Fiscal condenado a 76 años de prisión por abusar de sus hijas.
El fiscal Carlos Fernando Barbosa de Araújo, acusado de abusar sexualmente de dos hijas y una hijastra, fue condenado a 76 años de prisión por los jueces del Tribunal de Justicia de Alagoas; el juicio también decidió la pérdida definitiva de su cargo y su encarcelamiento inmediato.
Alagoas247 El pleno del Tribunal de Justicia de Alagoas (TJ/AL) condenó al fiscal Carlos Fernando Barbosa de Araújo a 76 años y cinco meses de prisión, acusado de abusar durante años de dos hijas y una hijastra. El juicio concluyó la tarde de este martes (4) y estuvo marcado por enfrentamientos entre los magistrados. La sentencia también prevé la pérdida definitiva de su cargo y el ingreso inmediato en prisión del acusado.
Según el fiscal Antíógenes Lira, responsable de la acusación, la primera víctima sufrió abusos entre 1993 y 2003. La primera vez fue cuando tenía 12 años, mientras dormía. A partir de entonces, abusó de ella todas las noches e incluso la fotografió en ropa interior y desnuda durante el baño. A los 21 años, tuvo relaciones sexuales con su padre porque le prometió que cesaría el abuso si iban a un motel.
La víctima comenzó a notar en su hijastra los mismos comportamientos que ella había tenido de niña. Descubrió que el fiscal había estado abusando de la niña desde que tenía siete años, de la misma manera. Por este motivo, decidió denunciarlo y revisó su computadora en la Fiscalía, donde encontraron varias fotos de ambos en ropa interior y desnudos. La hija sufrió abusos durante años porque nadie creía que un buen profesional, un fiscal con conocimientos técnicos, pudiera hacer algo así. Y habría sido difícil probar los hechos si no hubiéramos encontrado las fotos —explicó el fiscal—.
La fiscalía argumentó además ante los jueces que otra hija de Carlos Fernando también sufrió abuso sexual del mismo modo que sus hermanas, en 2006, cuando tenía cuatro años. La niña fue entrevistada por la fiscalía, en presencia de psicólogos, y la fiscalía incluyó otro caso de abuso en la causa.
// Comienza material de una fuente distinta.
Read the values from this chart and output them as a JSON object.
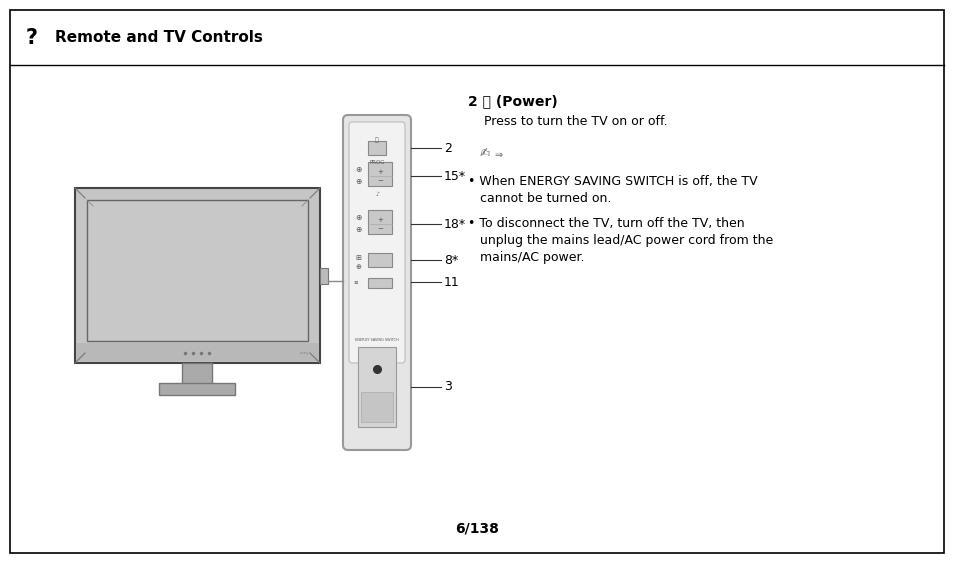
{
  "bg_color": "#ffffff",
  "border_color": "#000000",
  "header_text": "Remote and TV Controls",
  "header_question_mark": "?",
  "page_number": "6/138",
  "power_heading_num": "2 ",
  "power_heading_rest": " (Power)",
  "power_desc": "Press to turn the TV on or off.",
  "bullet1_line1": "• When ENERGY SAVING SWITCH is off, the TV",
  "bullet1_line2": "   cannot be turned on.",
  "bullet2_line1": "• To disconnect the TV, turn off the TV, then",
  "bullet2_line2": "   unplug the mains lead/AC power cord from the",
  "bullet2_line3": "   mains/AC power.",
  "label_2": "2",
  "label_15": "15*",
  "label_18": "18*",
  "label_8": "8*",
  "label_11": "11",
  "label_3": "3",
  "tv_fill": "#d0d0d0",
  "tv_border": "#555555",
  "screen_fill": "#c8c8c8",
  "panel_fill": "#ebebeb",
  "panel_border": "#999999",
  "btn_fill": "#c8c8c8",
  "btn_border": "#888888"
}
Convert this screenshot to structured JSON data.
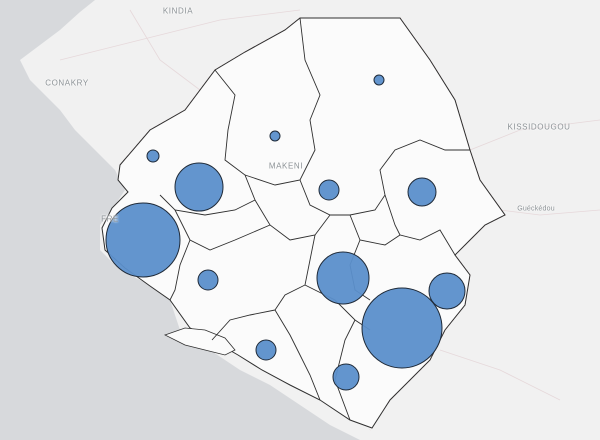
{
  "map": {
    "place_labels": [
      {
        "id": "kindia",
        "text": "KINDIA"
      },
      {
        "id": "conakry",
        "text": "CONAKRY"
      },
      {
        "id": "kissidougou",
        "text": "KISSIDOUGOU"
      },
      {
        "id": "makeni",
        "text": "MAKENI"
      },
      {
        "id": "gueckedou",
        "text": "Guéckédou"
      },
      {
        "id": "freetown",
        "text": "FRE"
      }
    ],
    "colors": {
      "sea": "#d7d9dc",
      "land_outside": "#f1f1f1",
      "country": "#fbfbfb",
      "district_border": "#2f2f2f",
      "intl_border": "#d7a2a6",
      "bubble_fill": "#5b8fcb",
      "bubble_stroke": "#1f2a38"
    },
    "symbol_style": "proportional-circles"
  }
}
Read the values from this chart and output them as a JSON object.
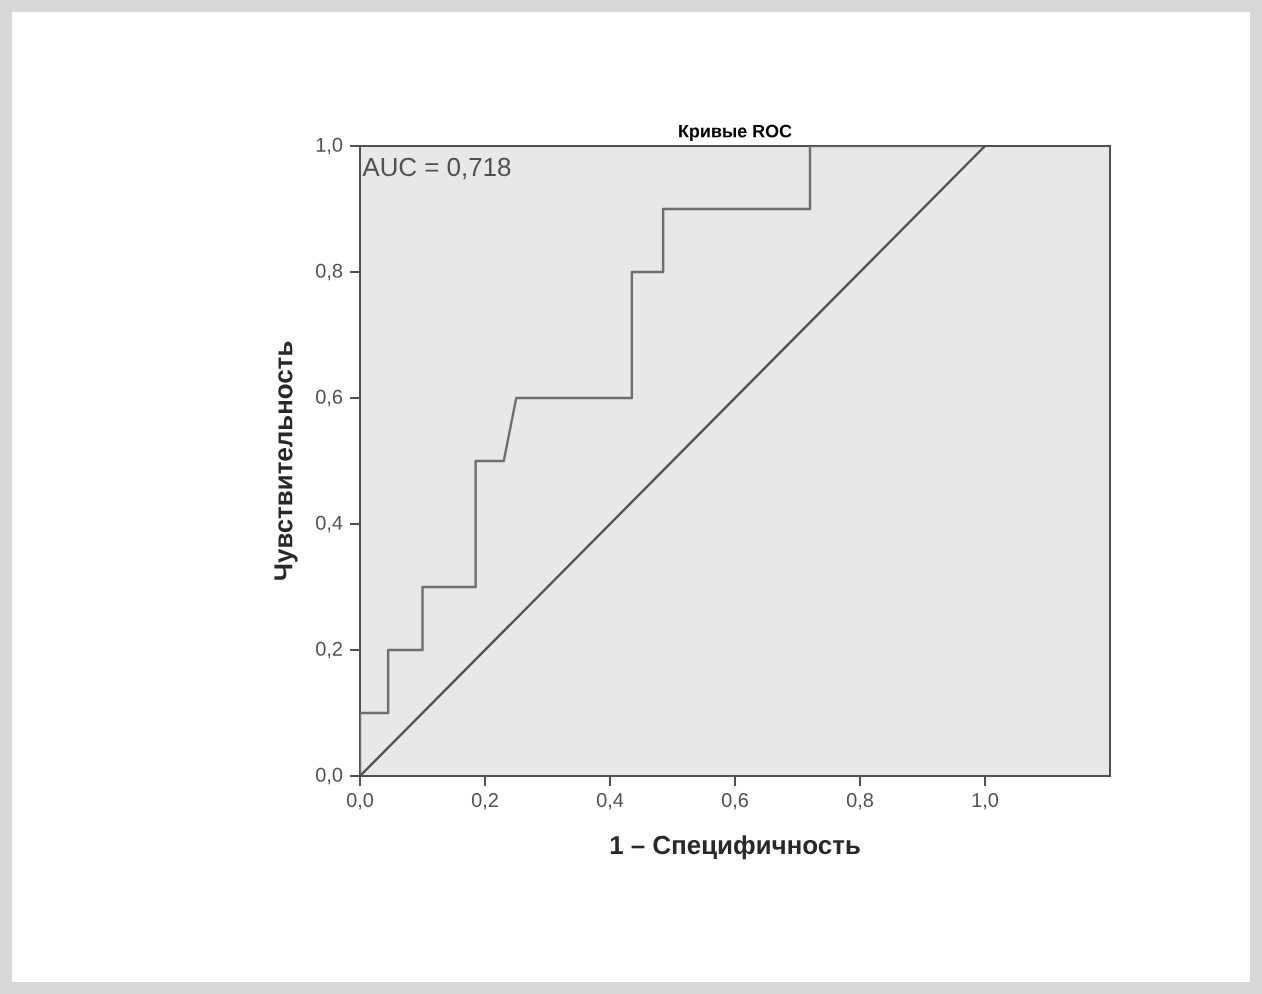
{
  "chart_data": {
    "type": "line",
    "title": "Кривые ROC",
    "xlabel": "1 – Специфичность",
    "ylabel": "Чувствительность",
    "annotations": [
      "AUC = 0,718"
    ],
    "series": [
      {
        "color": "#6e6e6e",
        "x": [
          0,
          0,
          0.045,
          0.045,
          0.1,
          0.1,
          0.185,
          0.185,
          0.23,
          0.25,
          0.435,
          0.435,
          0.485,
          0.485,
          0.72,
          0.72,
          1.0
        ],
        "values": [
          0,
          0.1,
          0.1,
          0.2,
          0.2,
          0.3,
          0.3,
          0.5,
          0.5,
          0.6,
          0.6,
          0.8,
          0.8,
          0.9,
          0.9,
          1.0,
          1.0
        ]
      },
      {
        "color": "#505050",
        "x": [
          0,
          1
        ],
        "values": [
          0,
          1
        ]
      }
    ],
    "xlim": [
      0,
      1.2
    ],
    "ylim": [
      0,
      1.0
    ],
    "xticks": [
      {
        "value": 0,
        "label": "0,0"
      },
      {
        "value": 0.2,
        "label": "0,2"
      },
      {
        "value": 0.4,
        "label": "0,4"
      },
      {
        "value": 0.6,
        "label": "0,6"
      },
      {
        "value": 0.8,
        "label": "0,8"
      },
      {
        "value": 1.0,
        "label": "1,0"
      }
    ],
    "yticks": [
      {
        "value": 0,
        "label": "0,0"
      },
      {
        "value": 0.2,
        "label": "0,2"
      },
      {
        "value": 0.4,
        "label": "0,4"
      },
      {
        "value": 0.6,
        "label": "0,6"
      },
      {
        "value": 0.8,
        "label": "0,8"
      },
      {
        "value": 1.0,
        "label": "1,0"
      }
    ],
    "marker": "none",
    "line_style": "solid"
  }
}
En aquel momento, se le practicó una evaluación psicológica, cuyo documento indicó que Carlos presentaba lucidez, memoria conservada y no mostraba delirios. Por lo tanto, el acusado no presentaba enfermedad mental grave ni fetichismo, por lo que se concluyó que podía ser considerado legalmente responsable de sus actos. En su declaración, el acusado alegó que la denunciante le estaba haciendo insinuaciones.
También se escuchó el testimonio de la niñera de la otra hija, quien declaró que el fiscal siempre la mandaba a comprar algo en la calle y se quedaba a solas con la niña. Cuando regresaba, la niña siempre estaba llorando. «Letícia empezó a decir que extrañaba a su padre y bañarse con él. La madre descubrió que había abusado de tres niños con el mismo modus operandi. Es una historia de jóvenes que perdieron su infancia, y la Fiscalía solicita una condena para que se haga justicia y sepan que todavía hay jueces en Alagoas», añadió el fiscal.
Defensa
La defensa, representada por el abogado Welton Roberto, desacreditó el testimonio de la hija del acusado, argumentando que ella acudió al motel con su padre voluntariamente —en tres ocasiones— y que ya era mayor de edad. Según el abogado, el encuentro sexual tuvo lugar recién en 2003. «Su sufrimiento no fue atendido a tiempo, conforme a la ley, y cuestionó por qué tardó tanto en denunciarlo. En su testimonio, supuestamente declaró que en 2004 fue golpeada por su padre y que, en 2009, perdió un hijo a causa de ello. Sin embargo, no presentó ninguna prueba de la agresión», afirmó Welton.
El abogado añadió que el padre no vivía en casa, trabajaba en un juzgado del interior del estado y casi nunca pasaba tiempo con sus hijas, y que una de ellas incluso trabajaba en la Fiscalía en un puesto de comisión designado por su padre. «Estaba en contacto con varios fiscales, ¿por qué no les contó a ninguno lo que ocurría en casa? ¿Por qué no habló antes? Solo decidió denunciarlo después, cuando perdió su trabajo por la Ley de Nepotismo de 2006».
Según Welton, el informe del psicólogo, que él mismo solicitó, no pretendía demostrar su incapacidad para actuar, sino explicar el motivo de tantas fotografías. El informe supuestamente apuntaba a su parafilia (un patrón anormal de comportamiento sexual). «Esto lo llevó a tomar fotos de Luiza mientras dormía, pero nunca hubo contacto físico», enfatizó, presentando ante el tribunal fotografías de una de sus hijas «interactuando con normalidad con su padre».